Spectacle-bénéfice pour Haïti: Le rire après les larmes
Il n’est pas rare de voir les artistes de la chanson unir leurs forces pour venir en aide aux victimes d’un événement aussi tragique que le séisme qui a frappé Haïti en début d’année. En janvier, par exemple, le téléthon Ensemble pour Haïti réunissait les Luck Mervil, Diane Dufresne, Pierre Lapointe et autres Ariane Moffatt pour une soirée riche en musique, mais surtout en émotions.

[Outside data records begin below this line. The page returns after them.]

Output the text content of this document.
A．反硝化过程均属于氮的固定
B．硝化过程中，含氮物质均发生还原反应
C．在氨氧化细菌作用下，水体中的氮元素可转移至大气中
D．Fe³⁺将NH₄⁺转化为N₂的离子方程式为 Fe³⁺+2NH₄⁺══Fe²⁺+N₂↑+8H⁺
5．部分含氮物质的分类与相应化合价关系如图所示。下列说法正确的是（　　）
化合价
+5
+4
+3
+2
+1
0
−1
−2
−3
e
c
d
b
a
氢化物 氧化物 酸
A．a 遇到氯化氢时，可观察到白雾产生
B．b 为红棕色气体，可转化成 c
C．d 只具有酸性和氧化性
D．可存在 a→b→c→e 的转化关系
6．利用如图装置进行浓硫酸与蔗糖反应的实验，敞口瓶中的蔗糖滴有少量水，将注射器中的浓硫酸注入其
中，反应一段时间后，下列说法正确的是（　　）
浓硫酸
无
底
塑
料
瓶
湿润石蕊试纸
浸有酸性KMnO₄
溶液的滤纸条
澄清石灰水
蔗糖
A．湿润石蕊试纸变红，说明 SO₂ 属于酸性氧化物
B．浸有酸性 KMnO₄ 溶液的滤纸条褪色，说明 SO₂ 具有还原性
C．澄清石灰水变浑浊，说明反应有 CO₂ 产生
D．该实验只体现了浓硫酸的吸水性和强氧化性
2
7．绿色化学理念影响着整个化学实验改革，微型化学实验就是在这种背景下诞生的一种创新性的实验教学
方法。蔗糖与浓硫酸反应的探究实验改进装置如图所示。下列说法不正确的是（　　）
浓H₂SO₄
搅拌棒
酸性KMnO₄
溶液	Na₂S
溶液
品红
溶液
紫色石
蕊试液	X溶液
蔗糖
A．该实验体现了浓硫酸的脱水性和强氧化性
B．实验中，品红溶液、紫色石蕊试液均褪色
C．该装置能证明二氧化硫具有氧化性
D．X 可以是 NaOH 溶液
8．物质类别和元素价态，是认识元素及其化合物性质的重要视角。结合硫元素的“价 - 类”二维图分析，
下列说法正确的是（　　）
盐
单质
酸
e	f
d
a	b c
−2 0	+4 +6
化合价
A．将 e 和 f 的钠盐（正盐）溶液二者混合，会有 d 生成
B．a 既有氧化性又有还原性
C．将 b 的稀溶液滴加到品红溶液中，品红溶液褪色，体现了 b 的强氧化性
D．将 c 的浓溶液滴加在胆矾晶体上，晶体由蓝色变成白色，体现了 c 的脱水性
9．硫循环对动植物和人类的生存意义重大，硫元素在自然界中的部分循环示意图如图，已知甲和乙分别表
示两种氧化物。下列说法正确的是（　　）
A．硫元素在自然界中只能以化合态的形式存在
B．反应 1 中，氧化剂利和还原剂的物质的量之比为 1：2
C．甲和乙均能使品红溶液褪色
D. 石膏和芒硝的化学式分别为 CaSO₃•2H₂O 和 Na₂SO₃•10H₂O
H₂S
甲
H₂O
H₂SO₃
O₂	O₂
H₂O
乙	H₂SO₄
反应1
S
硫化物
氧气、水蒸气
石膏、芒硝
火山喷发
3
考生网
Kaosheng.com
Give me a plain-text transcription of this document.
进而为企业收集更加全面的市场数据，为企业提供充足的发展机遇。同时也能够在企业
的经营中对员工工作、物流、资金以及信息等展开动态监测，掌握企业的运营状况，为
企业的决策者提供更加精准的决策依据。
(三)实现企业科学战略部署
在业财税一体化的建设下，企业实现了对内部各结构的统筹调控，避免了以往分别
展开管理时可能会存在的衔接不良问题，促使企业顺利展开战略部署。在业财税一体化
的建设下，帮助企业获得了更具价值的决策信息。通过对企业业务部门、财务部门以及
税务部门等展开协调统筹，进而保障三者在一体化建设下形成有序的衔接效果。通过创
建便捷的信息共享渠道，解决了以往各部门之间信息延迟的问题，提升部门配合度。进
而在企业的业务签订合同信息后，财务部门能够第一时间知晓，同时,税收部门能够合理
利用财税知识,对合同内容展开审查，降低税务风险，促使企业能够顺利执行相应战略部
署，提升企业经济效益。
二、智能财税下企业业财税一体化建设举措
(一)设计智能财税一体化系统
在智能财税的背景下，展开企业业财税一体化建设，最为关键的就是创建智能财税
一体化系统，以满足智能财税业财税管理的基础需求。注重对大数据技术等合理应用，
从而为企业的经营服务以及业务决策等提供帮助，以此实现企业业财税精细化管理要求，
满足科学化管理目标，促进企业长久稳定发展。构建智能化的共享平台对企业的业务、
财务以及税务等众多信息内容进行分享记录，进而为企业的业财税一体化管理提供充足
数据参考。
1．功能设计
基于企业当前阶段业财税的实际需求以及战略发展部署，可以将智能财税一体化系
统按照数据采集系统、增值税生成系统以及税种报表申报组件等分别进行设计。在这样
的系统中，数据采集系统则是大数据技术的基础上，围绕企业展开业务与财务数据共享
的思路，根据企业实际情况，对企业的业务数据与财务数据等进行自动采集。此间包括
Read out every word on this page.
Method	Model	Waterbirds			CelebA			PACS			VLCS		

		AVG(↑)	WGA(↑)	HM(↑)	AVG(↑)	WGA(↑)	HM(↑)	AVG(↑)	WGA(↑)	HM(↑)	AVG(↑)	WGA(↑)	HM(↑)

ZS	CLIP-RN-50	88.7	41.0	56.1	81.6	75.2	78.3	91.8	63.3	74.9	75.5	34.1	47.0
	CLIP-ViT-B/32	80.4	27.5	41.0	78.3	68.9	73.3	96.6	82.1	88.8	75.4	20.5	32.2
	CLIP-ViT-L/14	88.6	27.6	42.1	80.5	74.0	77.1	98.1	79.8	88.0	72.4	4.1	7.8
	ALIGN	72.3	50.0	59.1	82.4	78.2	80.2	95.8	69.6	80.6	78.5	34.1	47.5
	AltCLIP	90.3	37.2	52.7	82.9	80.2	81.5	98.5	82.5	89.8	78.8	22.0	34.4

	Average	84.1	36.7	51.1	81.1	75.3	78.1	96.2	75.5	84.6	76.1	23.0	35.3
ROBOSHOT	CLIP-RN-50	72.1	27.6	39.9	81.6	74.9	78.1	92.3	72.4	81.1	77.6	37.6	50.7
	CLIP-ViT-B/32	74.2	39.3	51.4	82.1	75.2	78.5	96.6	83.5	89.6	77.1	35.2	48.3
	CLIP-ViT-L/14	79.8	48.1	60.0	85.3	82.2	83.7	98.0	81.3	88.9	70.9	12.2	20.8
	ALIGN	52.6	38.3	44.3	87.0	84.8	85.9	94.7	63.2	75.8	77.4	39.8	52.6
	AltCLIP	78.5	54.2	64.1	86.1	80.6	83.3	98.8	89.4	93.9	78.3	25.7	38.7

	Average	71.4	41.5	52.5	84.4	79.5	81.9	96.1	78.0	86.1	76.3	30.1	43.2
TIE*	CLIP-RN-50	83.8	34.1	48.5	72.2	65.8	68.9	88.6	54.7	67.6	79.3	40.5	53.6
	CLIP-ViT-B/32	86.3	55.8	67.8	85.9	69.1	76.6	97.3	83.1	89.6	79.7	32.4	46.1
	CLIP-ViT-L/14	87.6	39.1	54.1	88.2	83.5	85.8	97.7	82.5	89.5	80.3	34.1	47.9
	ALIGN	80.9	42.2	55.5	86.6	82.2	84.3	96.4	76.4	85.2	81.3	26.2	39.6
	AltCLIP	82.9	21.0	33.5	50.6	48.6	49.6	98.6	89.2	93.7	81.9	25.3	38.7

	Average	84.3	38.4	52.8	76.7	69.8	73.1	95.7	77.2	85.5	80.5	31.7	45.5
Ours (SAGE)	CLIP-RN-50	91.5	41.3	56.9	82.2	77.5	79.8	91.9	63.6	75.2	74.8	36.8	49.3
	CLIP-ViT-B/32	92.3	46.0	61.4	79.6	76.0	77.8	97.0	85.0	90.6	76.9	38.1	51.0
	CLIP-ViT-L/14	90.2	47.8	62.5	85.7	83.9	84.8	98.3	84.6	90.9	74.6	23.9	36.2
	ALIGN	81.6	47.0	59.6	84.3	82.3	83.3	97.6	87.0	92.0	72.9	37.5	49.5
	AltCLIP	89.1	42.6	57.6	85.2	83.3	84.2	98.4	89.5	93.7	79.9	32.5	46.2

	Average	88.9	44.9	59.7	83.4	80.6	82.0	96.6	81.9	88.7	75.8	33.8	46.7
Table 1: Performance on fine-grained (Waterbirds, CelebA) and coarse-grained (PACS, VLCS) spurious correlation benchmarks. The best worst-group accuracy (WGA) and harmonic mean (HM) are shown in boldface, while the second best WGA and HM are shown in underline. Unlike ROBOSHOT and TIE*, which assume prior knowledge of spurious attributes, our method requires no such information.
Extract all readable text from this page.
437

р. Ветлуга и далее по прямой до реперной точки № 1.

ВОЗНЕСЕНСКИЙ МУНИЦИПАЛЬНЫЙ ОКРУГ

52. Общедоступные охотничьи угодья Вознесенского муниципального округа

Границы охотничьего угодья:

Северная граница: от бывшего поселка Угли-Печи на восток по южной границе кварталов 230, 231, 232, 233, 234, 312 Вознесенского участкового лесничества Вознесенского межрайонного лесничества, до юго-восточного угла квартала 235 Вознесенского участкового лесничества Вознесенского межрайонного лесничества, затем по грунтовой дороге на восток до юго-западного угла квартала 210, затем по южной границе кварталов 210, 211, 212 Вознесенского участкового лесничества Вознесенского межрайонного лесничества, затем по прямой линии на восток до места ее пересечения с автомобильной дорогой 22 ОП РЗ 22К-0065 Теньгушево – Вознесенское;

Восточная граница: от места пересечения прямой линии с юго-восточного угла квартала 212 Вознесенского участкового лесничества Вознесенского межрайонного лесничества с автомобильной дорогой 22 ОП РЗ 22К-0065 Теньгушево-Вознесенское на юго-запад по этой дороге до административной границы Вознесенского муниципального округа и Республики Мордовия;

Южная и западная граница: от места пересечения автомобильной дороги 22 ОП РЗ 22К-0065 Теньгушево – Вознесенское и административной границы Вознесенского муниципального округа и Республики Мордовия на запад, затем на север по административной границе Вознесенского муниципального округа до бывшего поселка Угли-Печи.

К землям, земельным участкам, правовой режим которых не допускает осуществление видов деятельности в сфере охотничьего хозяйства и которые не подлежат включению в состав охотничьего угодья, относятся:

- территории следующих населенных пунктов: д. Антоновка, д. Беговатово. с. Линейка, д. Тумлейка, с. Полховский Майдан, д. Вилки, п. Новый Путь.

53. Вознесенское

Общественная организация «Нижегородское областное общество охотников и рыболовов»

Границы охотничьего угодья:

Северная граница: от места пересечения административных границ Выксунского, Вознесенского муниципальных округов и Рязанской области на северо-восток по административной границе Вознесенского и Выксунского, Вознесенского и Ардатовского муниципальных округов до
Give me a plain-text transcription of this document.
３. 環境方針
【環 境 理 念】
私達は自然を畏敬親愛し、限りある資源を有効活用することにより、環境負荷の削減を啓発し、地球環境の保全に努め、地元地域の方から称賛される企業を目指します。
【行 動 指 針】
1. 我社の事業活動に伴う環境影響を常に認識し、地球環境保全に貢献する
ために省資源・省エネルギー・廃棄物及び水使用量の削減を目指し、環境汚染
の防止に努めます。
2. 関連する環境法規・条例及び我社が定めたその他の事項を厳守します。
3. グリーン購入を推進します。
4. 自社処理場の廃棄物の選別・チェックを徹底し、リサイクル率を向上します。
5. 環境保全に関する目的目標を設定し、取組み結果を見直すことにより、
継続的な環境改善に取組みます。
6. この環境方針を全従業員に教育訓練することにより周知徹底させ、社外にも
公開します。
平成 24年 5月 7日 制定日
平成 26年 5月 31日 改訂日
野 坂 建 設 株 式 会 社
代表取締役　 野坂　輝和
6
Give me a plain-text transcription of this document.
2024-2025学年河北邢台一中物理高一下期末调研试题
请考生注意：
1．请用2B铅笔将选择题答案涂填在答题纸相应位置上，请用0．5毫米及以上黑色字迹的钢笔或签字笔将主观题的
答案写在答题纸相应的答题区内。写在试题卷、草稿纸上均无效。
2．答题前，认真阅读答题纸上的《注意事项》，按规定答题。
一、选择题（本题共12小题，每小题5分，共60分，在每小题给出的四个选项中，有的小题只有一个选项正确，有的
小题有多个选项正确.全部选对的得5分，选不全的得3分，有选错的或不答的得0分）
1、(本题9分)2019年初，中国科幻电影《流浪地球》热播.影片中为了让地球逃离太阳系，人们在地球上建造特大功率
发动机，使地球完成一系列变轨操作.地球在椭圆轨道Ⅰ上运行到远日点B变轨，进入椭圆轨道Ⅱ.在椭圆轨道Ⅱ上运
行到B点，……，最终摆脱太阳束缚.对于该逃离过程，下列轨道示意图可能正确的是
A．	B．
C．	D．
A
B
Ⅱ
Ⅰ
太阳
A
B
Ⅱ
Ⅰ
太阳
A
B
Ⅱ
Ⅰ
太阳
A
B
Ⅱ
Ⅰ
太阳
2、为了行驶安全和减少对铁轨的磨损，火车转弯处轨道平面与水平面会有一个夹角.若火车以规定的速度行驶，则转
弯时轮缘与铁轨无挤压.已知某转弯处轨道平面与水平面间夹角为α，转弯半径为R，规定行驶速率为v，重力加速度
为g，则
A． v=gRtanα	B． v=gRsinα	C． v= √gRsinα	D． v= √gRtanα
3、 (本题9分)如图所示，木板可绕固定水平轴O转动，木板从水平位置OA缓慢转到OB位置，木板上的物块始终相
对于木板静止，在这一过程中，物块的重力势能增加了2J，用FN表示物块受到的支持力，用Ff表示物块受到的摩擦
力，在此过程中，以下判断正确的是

Quelques minutes avant le lever du rideau, hier soir, au Théâtre St-Denis, les humoristes s’entendaient tous pour dire qu’ils ne souhaitaient pas soutirer des pleurs, mais bien des rires au public venu assister au spectacle-bénéfice Ha-Haïti. «Plutôt que de faire la morale ou de faire brailler les gens, on va les faire rire», déclarait l’auteur François Avard, l’initiateur du rendez-vous avec Louis-José Houde.
La paire a multiplié les appels, il y a de cela plusieurs semaines, afin d’assurer le succès de l’événement. Et comme il fallait s’y attendre, ils ont été nombreux à accepter l’invitation du duo. Parmi les comiques qui devaient fouler les planches du célèbre théâtre du Quartier Latin, on comptait Daniel Lemire, Mike Ward, Rachid Badouri, Patrick Groulx, Cathy Gauthier,
Les Grandes Gueules, Louis Morissette et Jean-Michel Anctil.
«Le tremblement de terre est assez loin dans le temps pour qu’on ne se sente pas mal de se faire du fun, a observé Laurent Paquin, qui se rappelait le douloureux souvenir d’être monté sur scène quelques jours après les attentats terroristes du 11 septembre 2001. Cette fois-ci, on a juste assez de distance pour que les gens se sentent libres de rire.»
Comme la plupart de leurs collègues, les Chick’n Swell n’ont pas hésité une seule seconde avant d’accepter l’invitation de Louis-José Houde et de François Avard. «C’est toujours le bon moment pour faire un bon geste», disait Daniel Grenier, un des membres du trio. «On se demande tout le temps comment on peut aider, donc quand on a la chance de le faire, on le fait», a ajouté Paquin.
Quelques numéros inédits
Présenté à guichets fermés, le spectacle d’hier devait s’étirer sur près de trois heures. Au menu, quelques numéros inédits, mais surtout des valeurs sûres, histoire de s’assurer que les gens qui avaient payé leur billet en moyenne 65 $ en aient pour leur argent.
Parmi les rares à offrir de nouvelles blagues, citons Martin Petit, Alex Perron et Jean-François Mercier, qui prévoyaient retrouver leurs habits de pêcheurs, selon un concept qui fait fureur chaque été au Festival Juste pour rire. Le trio comptait traiter de sujets d’actualité, mais pas nécessairement d’Haïti.
«Écrire un monologue de qualité sur une catastrophe de cette ampleur, ça peut prendre des mois, et dans mon cas, des années!» s’est exclamé Louis-José Houde en entrevue avec Métro. Le populaire humoriste, qui achevait une longue tournée de spectacles au moment du cataclysme, tenait à se servir de sa célébrité à bon escient.
«Le lendemain, il y avait trois shows de musique de prévus, raconte Louis-José Houde. On s’est dit : « On n’arrête pas de péter de la broue avec nos ventes de billets, c’est impossible qu’on ne fasse rien! »» «Ce n’était surtout pas dans mes plans de monter sur scène une semaine après être tombé en congé, mais pour la cause, je ne me suis pas posé de questions», a ajouté le comique.